Subtext programming is designed to be easy for developers to write, and use. It is primarily intended for programmers who are not experienced with object-oriented languages themselves, and who want to create small programs without the extra work of developing their code in more formal, syntax-highlighted languages. As the authors suggest, this may make it useful for small companies with just a handful of programmers: “Subtext can be written as a complete computer program, using almost any text editor, within a few hours (and sometimes minutes) at most.”
Subtext programming has some strong similarities to a similar system called Functional Reactive Programming (FRP). The authors believe that both systems are motivated by the same desire to provide programmers with a simple, easy to learn way of creating and writing applications. In a similar vein, they believe that these languages should be usable by a wide range of different programmers and in a wide range of environments, including “assembly-language-like” languages such as Visual Basic. For example, if you use Visual Basic’s.Net on a Linux or Unix server, it could potentially be possible to run your program in a Windows-style environment.

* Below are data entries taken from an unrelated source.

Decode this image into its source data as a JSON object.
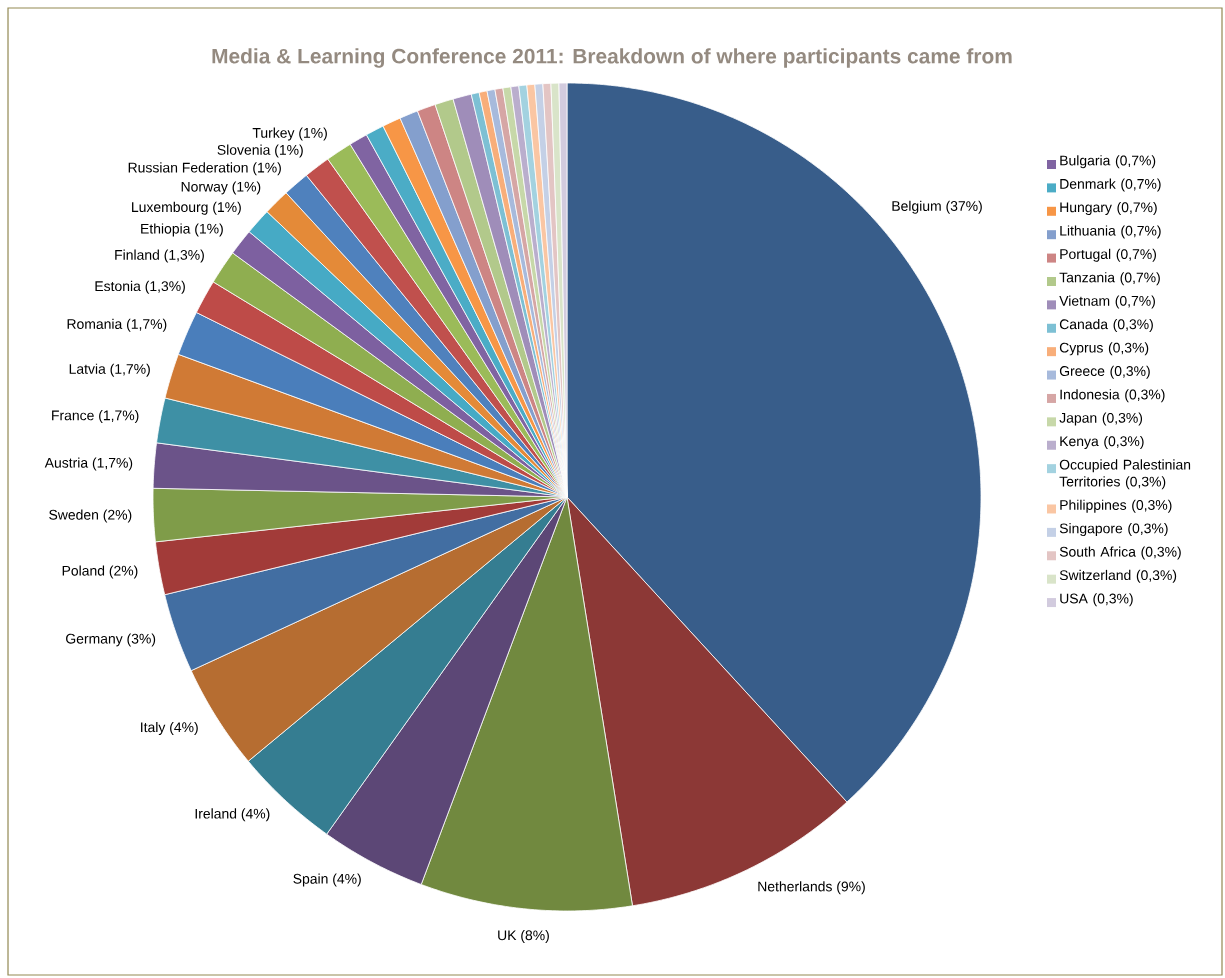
{
  "chart_data": {
    "type": "pie",
    "title": "Media & Learning Conference 2011: Breakdown of where participants came from",
    "categories": [
      null,
      null,
      null,
      null,
      null,
      null,
      null,
      null,
      null,
      null,
      null,
      null,
      null,
      null,
      null,
      null,
      null,
      null,
      null,
      null,
      null,
      "Bulgaria (0,7%)",
      "Denmark (0,7%)",
      "Hungary (0,7%)",
      "Lithuania (0,7%)",
      "Portugal (0,7%)",
      "Tanzania (0,7%)",
      "Vietnam (0,7%)",
      "Canada (0,3%)",
      "Cyprus (0,3%)",
      "Greece (0,3%)",
      "Indonesia (0,3%)",
      "Japan (0,3%)",
      "Kenya (0,3%)",
      "Occupied Palestinian Territories (0,3%)",
      "Philippines (0,3%)",
      "Singapore (0,3%)",
      "South Africa (0,3%)",
      "Switzerland (0,3%)",
      "USA (0,3%)"
    ],
    "values": [
      37,
      9,
      8,
      4,
      4,
      4,
      3,
      2,
      2,
      1.7,
      1.7,
      1.7,
      1.7,
      1.3,
      1.3,
      1,
      1,
      1,
      1,
      1,
      1,
      0.7,
      0.7,
      0.7,
      0.7,
      0.7,
      0.7,
      0.7,
      0.3,
      0.3,
      0.3,
      0.3,
      0.3,
      0.3,
      0.3,
      0.3,
      0.3,
      0.3,
      0.3,
      0.3
    ],
    "value_labels": [
      "Belgium (37%)",
      "Netherlands (9%)",
      "UK (8%)",
      "Spain (4%)",
      "Ireland (4%)",
      "Italy (4%)",
      "Germany (3%)",
      "Poland (2%)",
      "Sweden (2%)",
      "Austria (1,7%)",
      "France (1,7%)",
      "Latvia (1,7%)",
      "Romania (1,7%)",
      "Estonia (1,3%)",
      "Finland (1,3%)",
      "Ethiopia (1%)",
      "Luxembourg (1%)",
      "Norway (1%)",
      "Russian Federation (1%)",
      "Slovenia (1%)",
      "Turkey (1%)",
      null,
      null,
      null,
      null,
      null,
      null,
      null,
      null,
      null,
      null,
      null,
      null,
      null,
      null,
      null,
      null,
      null,
      null,
      null
    ],
    "colors": [
      "#385d8a",
      "#8c3836",
      "#71893f",
      "#5c4776",
      "#357d91",
      "#b66d31",
      "#426ea2",
      "#a23b39",
      "#7f9c49",
      "#6b5389",
      "#3e90a5",
      "#d07a35",
      "#4a7ebb",
      "#be4b48",
      "#8fae50",
      "#7d60a0",
      "#46aac5",
      "#e48a38",
      "#4f81bd",
      "#c0504d",
      "#9bbb59",
      "#8064a2",
      "#4bacc6",
      "#f79646",
      "#849fcd",
      "#cd8584",
      "#b2c98b",
      "#9f8db9",
      "#7dc0d4",
      "#f8ae7a",
      "#a7badc",
      "#d6a6a5",
      "#c7d8a9",
      "#baaecd",
      "#a3d2e0",
      "#fac6a3",
      "#c4d0e6",
      "#e3c5c4",
      "#d9e4c9",
      "#d2cbde"
    ],
    "legend": "right"
  }
}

When developing a Subtext program, developers usually write code in a text editor. This text editor is typically the Sublime Text or TextWrangler, or the equivalent. Developers then drag the blocks from their text editor into the programmer’s console, where they can be interpreted by the programmer’s program interpreter, a piece of software that translates the code into an executable form that will run. The programmer is also expected to have some familiarity with both the programmer’s code and the interpretation tools that the programmer uses. The interpreter will translate the code into a format that is readable to the other programmers who work on the project.
The developers’ code is not the only part of the programmer’s source code. Many interpreters can support a series of metadata files, or meta-tags, which are interpreted as well, although not directly by the interpreter.
Subtext has some features in common with another programming model known as “model-driven programming.” Model driven programming is designed to create applications by modeling the data that the application is intended to process and how it is going to be stored and manipulated. Both Subtext and model are driven programming model the programmer’s code as a collection of sub-programmers, with the interpreter acting as the programmer and the Meta-interpreter as a set of commands that are interpreted by all of the sub-programmers.
Another difference between Subtext programming and model-driven programming is that, in a model-driven programming, the programmer’s code and metadata are both read and written by the interpreter. In Subtext programming, however, metadata is read by the programmer, while the code that are interpreted by a set of commands, rather than the Meta-interpreter. Both models are used in the design of real-time computer systems.
Metadata is often used by the Meta-interpreter to allow for the ability to customize the output, by allowing programmers to control what parts of the Meta-interpreter are executed and which parts are interpreted. The Meta-interpreter, however, does not have any ability to modify the source code and only acts as a bridge that allows for customization of the Meta-interpreter’s output.
Meta-programs are often referred to as “programmable interpreters.” A programmer’s Meta-interpreter is called “modifiers,” and these modifiers are created in Meta code, and then embedded in the actual source code. When the source code is translated into Meta code, the modifiers are inserted and the translated into Meta code.
When developing a Subtext program, developers often use Meta programs to make sure that the program is as efficient as possible. When developers use Meta programming, they typically do not change or modify the source code. as the Meta-interpreter can be modified and changed easily by the programmer.